Tulsa night life: filth, gin, a slut. (Travel: Oklahoma highlights.)
Warsaw was raw. (Travel: tour of Poland.)
Wontons? Not now. (Americans losing taste for Asian food.)
Pa's a sap. (Dear Abby: How to get along with your father.)
Cain: A maniac. (Religion: New light on Abel's brother.)
Damn. I, Agassi, miss again. Mad. (Sports: Andrea loses again.)
Campus motto: Bottoms up, Mac. (Education: Why Johnny Can't Read.)
**************************
Had enough? Me too! But there is JUST ONE MORE:
Dennis, Nell, Edna, Leon, Nedra, Anita, Rolf, Nora, Alice, Carol, Leo, Jane, Reed, Dena, Dale, Basil, Rae, Penny, Lana, Dave, Denny, Lena, Ida, Bernadette, Ben, Ray, Lila, Nina, Jo, Ira, Mara, Sara, Mario, Jan, Ina, Lily, Arne, Bette, Dan, Reba, Diane, Lynn, Ed, Eva, Dana, Lynne, Pearl, Isabel, Ada, Ned, Dee, Rena, Joel, Lora, Cecil, Aaron, Flora, Tina, Arden, Noel, and Ellen sinned. (Hollywood stars are Born Again!)

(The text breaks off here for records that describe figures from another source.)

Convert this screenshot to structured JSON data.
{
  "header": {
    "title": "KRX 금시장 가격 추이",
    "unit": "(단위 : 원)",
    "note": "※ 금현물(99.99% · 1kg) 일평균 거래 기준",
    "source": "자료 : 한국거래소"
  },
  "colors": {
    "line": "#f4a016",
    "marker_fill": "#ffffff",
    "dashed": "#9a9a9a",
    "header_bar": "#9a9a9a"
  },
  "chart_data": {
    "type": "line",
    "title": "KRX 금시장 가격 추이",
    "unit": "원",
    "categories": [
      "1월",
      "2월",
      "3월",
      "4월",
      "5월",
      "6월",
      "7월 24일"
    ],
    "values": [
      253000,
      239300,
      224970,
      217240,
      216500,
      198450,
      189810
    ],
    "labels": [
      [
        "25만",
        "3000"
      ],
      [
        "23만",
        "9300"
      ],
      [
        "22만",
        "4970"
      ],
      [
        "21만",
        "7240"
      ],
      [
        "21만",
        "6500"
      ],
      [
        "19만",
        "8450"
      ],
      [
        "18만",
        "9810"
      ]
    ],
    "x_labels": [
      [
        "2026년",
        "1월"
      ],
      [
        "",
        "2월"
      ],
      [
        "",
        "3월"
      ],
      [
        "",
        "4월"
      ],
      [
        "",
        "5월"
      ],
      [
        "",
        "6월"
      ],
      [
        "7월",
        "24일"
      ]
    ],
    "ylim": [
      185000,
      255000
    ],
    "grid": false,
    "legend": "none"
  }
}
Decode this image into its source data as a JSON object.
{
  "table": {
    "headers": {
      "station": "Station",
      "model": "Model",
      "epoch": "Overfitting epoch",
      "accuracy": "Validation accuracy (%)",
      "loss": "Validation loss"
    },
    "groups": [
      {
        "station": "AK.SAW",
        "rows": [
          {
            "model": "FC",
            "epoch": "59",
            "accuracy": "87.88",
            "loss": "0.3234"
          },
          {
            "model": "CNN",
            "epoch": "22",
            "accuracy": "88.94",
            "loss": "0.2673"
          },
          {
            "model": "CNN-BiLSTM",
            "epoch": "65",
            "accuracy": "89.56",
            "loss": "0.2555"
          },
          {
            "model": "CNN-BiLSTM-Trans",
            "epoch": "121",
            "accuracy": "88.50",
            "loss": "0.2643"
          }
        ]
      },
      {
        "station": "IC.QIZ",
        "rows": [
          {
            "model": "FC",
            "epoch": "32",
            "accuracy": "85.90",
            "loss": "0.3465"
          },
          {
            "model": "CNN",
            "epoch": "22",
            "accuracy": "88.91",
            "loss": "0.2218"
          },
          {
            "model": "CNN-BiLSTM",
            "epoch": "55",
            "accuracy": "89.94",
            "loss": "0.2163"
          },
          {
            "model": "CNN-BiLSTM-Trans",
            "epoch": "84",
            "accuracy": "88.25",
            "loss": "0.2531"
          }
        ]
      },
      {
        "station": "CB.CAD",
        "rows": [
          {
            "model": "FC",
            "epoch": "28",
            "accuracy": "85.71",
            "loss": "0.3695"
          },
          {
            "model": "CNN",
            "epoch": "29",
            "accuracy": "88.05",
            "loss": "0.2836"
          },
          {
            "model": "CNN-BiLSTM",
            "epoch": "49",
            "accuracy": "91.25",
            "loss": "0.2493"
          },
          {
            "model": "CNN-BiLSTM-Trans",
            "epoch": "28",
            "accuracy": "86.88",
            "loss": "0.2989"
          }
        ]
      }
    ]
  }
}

I told my blonde (former) sister-in-law, "Racecar spelled backwards is racecar." She had to sit down and write it down to figure it out.
How about this one: Democrats hold convention in Amaryllis:
Amaryllis Sillyrama
--Boris
aibohphobia, the morbid fear of palindromes. Also the only diagnosis that causes the symptom it describes!